Моим личным оружием был ручной пулемёт Калашникова. Я ставил напротив входной двери в казарму стол, на стол — пулемёт. Свет везде погашен. Патрон — в патроннике, пулемёт снят с предохранителя. И, держа пальцы на спусковом крючке, я всю ночь сидел за этим столом. Любой, кто вошёл бы в дверь, был бы немедленно убит, потому что весь полк знал — ночью ходить нельзя! И это был единственный вариант не пропустить врага.
Это продолжалось одиннадцать дней подряд. И когда по утру мы, наконец, погрузились, выстроились колонной и тронулись в путь на Термез, можно было расслабиться. К сожалению, не получилось. Начались безумные головные боли, сознание по-прежнему не отключалось и не давало забыться сном младенца. А после того, когда ночью, при прохождении перевала Саланг, открыв глаза — будто кто-то толкнул, я с ужасом увидел, что водитель спит, свет фар растворился в темноте пропасти и передние колеса уже на обочине — от сна вообще следа не осталось! Резко вывернув руль и сказав пару «ласковых» слов водителю-рядовому Урмонову, подумал — явно ангел хранитель помогает.
По пути, в последний раз всматривался в дорогу, пытаясь сохранить в памяти картины покидаемой страны. Вот, слева, тянется нитка топливного трубопровода, а справа, останки наших автомашин и бронетехники. На некоторых участках дороги, груды обгоревшего и искореженного металла достигают километровой длины. Вот, внизу ущелья, лежит многотонная не взорвавшаяся авиационная бомба, и быстрая горная речка, разбиваясь об нее, образует облако брызг. А вот стоит памятник нашему погибшему солдату. По дороге их много, одиночных и групповых. Стоят и как бы говорят: «Не забудьте о нас и наших семьях». Невольно приходит мысль, а что с ними станет после нашего ухода?

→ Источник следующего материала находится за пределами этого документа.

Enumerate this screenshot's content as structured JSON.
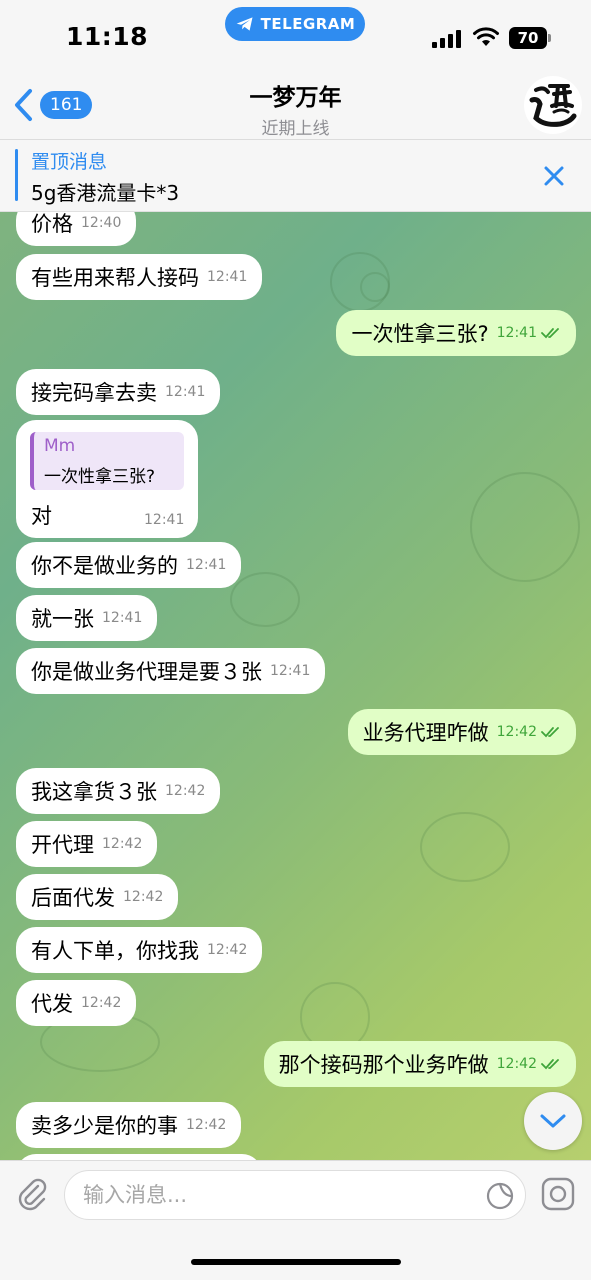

Постояв пару недель в Пули-Хумри, ожидая, когда подтянутся остальные войска, 7 февраля двинулись на Термез. Переночевав на берегу Аму-Дарьи, утром 8 февраля, захлестываемые радостными эмоциями, мы пересекли границу, пройдя по знаменитому мосту! Мосту между разными жизнями.
Встречающих было не много, в основном это были родители ребят из Узбекистана. Они сидели вдоль дороги, пристально вглядываясь в лица проезжавших солдат. В руках у них были картонные таблички с именем своего ребенка и номером войсковой части, где он служил. Каждое утро они приходили к границе в ожидании встречи с сыном. Наблюдая за периодически происходившими встречами, когда отцы, не в силах сдержать своих чувств, чуть не душили в своих объятьях не по годам повзрослевших сыновей, комок подкатывал к горлу и невольно наворачивалась слеза.
Прошло еще полтора месяца, но уже совсем другой службы. Наконец, 28 марта выходит долгожданный приказ об увольнении. То, что на следующий день я окажусь на борту транспортного самолета, идущего на Москву, даже в голову не могло прийти!
Приземлились ночью на Чкаловском аэродроме. Темно, холодно, снег идет. А одеты-то все по-летнему и до первой электрички — часа четыре. Но мысль, что служба кончилась и совсем скоро увидишь родных, грела лучше любой одежды. От Казанского вокзала до дому ноги сами несли. Немногочисленные прохожие с удивлением смотрели в след, на явно не по сезону одетого, молодого загорелого человека в странной военной форме. Квартира, дверь, звонок: «Здравствуйте мои дорогие, я вернулся!»
В своих воспоминаниях я умышленно рассказал только о своих впечатлениях и эмоциях, моем изменившемся восприятии окружающего мира. Война — это не боевик с постоянными перестрелками. Любой бой скоротечен, а победитель заранее не известен. Гораздо важнее выиграть бой с самим собой. Победить в себе страх, трусость, подлость, предательство и другие слабые стороны, присущие человеку.